Now there is a "full view mode" that displays all parts of the ui at once. When you like to scroll trough your library there is the "project view mode" which simply hides/collapse the document preview panel and when you want to work with your documents, you can switch to the "document view mode" which hides/collapse the library/resource table and let you concentrate on the document. If you need even more space, you can hide/collapse the right side panel too and you would end up with okular (as this is used as kpart to show your files).

Document view
Project/Library view
Full view
I have also simplified the way you can add your sources (files, remote files, websites).
Additionally you can now add "cited sources" so you can "quickly" check what other papers might be interesting regarding the one you are looking at. Currently you have to add this information manually. In the future I hope such information can be retrieved automatically via pdf parsing or from the web.

Also there is now no extra fields for the note content anymore, instead any kind of note is created as a pimo:Note which is a sub-resource of the publication (or document / email / event / reference / series / webpage). So from now on, bibtex files that have keys like note-1, note 2 etc are handled correctly too.

The "multiply selection" widget is another big change.
Beforehand it was a pain to to any kind of action on several files, especially deleting them. Now you can simply select several resources and do some actions with them, including merging them into 1 resource (thanks to the new dms api this was really easy to implement).

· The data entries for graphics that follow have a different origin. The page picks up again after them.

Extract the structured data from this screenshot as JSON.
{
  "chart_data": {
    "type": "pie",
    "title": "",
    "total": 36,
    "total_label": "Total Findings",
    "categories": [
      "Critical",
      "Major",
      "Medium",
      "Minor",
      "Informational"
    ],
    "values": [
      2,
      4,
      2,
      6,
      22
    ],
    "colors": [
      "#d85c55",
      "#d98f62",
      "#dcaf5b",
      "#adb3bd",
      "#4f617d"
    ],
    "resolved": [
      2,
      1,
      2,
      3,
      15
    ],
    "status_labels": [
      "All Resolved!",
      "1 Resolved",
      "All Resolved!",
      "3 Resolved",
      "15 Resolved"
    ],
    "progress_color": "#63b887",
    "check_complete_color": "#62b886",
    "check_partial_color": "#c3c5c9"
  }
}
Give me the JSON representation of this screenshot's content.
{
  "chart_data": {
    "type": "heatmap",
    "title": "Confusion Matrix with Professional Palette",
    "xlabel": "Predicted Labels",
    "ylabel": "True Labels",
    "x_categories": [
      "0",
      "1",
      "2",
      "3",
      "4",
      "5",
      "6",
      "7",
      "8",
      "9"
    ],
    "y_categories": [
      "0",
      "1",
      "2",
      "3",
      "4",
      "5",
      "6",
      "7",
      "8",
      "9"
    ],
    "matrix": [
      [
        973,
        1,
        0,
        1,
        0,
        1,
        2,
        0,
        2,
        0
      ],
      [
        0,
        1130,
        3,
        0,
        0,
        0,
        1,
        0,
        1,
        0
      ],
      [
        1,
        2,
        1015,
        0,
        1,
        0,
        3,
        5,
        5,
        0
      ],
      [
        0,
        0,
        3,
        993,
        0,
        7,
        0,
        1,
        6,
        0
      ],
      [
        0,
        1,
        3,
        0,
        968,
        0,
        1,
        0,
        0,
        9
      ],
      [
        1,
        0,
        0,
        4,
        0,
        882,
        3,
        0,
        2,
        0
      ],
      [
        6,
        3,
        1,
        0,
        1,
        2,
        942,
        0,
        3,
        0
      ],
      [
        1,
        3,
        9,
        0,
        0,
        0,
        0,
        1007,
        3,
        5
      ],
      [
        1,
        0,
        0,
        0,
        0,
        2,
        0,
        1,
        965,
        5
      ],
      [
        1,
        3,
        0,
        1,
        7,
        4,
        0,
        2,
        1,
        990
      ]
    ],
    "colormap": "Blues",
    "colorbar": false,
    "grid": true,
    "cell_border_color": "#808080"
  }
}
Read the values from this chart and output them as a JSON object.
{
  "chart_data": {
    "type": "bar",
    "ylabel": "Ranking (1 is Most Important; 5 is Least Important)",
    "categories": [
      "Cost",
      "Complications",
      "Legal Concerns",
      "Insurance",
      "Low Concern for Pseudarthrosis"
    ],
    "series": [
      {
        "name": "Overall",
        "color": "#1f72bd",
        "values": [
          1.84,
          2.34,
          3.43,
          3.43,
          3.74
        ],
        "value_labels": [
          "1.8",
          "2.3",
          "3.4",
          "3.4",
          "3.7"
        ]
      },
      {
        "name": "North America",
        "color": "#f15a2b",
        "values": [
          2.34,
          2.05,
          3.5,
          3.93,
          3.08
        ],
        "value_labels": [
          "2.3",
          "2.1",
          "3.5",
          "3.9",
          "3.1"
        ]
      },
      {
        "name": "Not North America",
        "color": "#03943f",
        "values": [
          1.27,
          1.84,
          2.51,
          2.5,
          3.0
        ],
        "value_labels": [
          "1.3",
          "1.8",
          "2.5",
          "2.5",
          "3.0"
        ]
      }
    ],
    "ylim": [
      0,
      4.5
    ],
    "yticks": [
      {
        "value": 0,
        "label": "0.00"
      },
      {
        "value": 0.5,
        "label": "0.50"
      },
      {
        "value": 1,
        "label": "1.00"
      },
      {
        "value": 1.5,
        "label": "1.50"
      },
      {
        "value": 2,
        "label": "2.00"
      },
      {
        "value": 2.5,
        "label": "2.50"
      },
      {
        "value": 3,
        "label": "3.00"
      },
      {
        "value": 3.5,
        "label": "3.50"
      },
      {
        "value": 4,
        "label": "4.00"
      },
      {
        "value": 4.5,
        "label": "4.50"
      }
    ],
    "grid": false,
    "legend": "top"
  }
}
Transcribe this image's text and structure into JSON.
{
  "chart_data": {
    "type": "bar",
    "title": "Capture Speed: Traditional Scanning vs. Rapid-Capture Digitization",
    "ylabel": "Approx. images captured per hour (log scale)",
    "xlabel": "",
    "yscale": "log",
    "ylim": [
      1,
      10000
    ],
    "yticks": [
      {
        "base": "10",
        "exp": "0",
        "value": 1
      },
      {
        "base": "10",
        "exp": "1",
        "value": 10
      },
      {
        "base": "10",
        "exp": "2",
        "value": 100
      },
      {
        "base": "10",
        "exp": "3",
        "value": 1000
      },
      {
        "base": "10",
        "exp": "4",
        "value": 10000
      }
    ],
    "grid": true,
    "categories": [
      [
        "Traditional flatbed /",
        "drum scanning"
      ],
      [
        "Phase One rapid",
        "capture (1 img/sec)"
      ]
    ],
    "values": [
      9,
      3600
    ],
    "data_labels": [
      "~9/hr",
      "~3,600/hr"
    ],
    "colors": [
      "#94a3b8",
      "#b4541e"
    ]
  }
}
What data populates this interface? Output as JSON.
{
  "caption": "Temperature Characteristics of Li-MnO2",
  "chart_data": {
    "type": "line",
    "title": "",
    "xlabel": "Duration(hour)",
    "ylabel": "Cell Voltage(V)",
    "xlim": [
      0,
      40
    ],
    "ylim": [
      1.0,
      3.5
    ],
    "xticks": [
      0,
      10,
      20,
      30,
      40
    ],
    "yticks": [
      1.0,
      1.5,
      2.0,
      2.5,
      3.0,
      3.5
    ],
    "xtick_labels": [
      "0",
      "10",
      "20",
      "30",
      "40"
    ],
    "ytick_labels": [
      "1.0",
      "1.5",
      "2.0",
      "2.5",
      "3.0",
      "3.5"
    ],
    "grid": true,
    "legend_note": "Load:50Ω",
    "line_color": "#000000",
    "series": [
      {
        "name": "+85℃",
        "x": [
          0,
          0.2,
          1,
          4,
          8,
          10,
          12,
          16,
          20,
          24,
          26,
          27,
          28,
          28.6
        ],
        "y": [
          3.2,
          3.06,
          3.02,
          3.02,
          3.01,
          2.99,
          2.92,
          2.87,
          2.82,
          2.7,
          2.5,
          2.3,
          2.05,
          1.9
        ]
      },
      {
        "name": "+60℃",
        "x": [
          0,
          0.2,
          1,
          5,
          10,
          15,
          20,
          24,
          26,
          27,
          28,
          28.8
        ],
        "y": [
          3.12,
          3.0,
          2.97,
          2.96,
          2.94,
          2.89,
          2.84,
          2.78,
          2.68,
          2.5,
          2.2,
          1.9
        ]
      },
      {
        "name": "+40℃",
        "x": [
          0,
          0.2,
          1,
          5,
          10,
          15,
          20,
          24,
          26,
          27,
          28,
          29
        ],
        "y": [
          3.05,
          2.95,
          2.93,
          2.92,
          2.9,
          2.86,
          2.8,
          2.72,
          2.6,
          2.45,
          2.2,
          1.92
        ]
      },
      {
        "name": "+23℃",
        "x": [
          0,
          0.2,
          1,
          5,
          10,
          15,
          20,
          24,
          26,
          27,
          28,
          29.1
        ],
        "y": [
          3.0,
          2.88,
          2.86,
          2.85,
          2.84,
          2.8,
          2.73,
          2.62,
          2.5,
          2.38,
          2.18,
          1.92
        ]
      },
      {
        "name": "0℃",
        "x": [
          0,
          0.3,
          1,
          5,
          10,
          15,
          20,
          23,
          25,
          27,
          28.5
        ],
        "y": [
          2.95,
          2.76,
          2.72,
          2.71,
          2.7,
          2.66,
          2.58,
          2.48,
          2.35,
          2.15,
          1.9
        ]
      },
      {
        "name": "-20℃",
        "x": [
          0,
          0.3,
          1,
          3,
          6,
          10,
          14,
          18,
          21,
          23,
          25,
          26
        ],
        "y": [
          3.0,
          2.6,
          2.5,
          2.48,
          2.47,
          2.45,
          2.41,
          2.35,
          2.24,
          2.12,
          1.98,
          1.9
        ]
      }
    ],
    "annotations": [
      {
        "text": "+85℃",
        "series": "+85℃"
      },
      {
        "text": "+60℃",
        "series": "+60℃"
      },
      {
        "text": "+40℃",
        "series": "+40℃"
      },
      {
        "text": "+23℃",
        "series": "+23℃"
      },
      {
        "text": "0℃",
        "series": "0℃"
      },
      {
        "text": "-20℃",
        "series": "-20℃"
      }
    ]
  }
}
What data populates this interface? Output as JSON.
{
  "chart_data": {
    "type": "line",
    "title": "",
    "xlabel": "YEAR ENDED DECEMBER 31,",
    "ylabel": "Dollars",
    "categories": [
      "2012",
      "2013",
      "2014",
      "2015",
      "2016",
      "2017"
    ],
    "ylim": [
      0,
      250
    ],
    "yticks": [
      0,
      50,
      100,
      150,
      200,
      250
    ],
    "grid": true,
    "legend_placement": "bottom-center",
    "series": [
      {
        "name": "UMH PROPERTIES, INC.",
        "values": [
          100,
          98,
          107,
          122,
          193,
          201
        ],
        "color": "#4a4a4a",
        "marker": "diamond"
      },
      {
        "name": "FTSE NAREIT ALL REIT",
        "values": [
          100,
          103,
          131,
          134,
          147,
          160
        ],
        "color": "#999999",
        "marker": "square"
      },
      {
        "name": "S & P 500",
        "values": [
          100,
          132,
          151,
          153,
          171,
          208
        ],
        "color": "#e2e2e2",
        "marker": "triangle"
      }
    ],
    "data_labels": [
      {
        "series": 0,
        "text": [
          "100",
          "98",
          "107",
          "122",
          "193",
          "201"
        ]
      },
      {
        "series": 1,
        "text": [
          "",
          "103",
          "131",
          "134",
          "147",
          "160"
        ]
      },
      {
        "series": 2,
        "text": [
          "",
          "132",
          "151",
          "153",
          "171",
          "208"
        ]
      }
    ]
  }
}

Nepomuk auto-completion is now done based on a live Nepomuk search (same way krunner does it). So at any time there is data from the database available to help you to complete your text.

Multi-selection widget 
Nepomuk auto-completion

Manage cited sources

The imported keywords for the publications are not handled as simple tags anymore, but will be imported as pimo:Topic. This will reduce the clutter in other parts of the system. You can still tag your publication though. But now a publication will have topics such as "face recognition, fantastic math solution, solution to world peace" and you can add tags like "important, reviewed, needs attention"

Zotero changes
The other bigger part I have changed is the Zotero integration. Now I can handle Zotero groups with more than 50 items (forgot to add this beforehand). Also child items (notes) are downloaded and added to the publication, as well as files, that can be downloaded into a specified directory. Sadly uploading files isn't working at the moment, as I have  no idea how to do that via the Zotero API.

New is also the merge dialog. As soon as the item you want to sync with changed on the server, you get a neat little dialog (unless you selected to use always the server/local version) that allows you to specify what changes you really want in your database.

Zotero merge dialog
That's it for now.
There is still  a lot to do and I still do not recommend to use Conquirere in a productive environment, but now I feel comfortable to recommend proper testing. Conquirere won't mess with your system in a way you can't simply wipe all the changes it did anymore. Also as long as you don't upload anything to Zotero, it can't mess with your Zotero data too, but even the upload should work (apart from the bugs that might still be there).

For the next step I like to add the right magic. Sebastian already showed how great automatic meta data fetching will be for the system and I think this should be expanded. Not only tv-shows, but also any other media file and of course text document should have a service that fetches all kind of meta data in the background. This will lead to a magic system that knows more about your files than you do and allows to bring Nepomuk to its full potential. 

Lets hope we can make this dream come true, as soon as possible.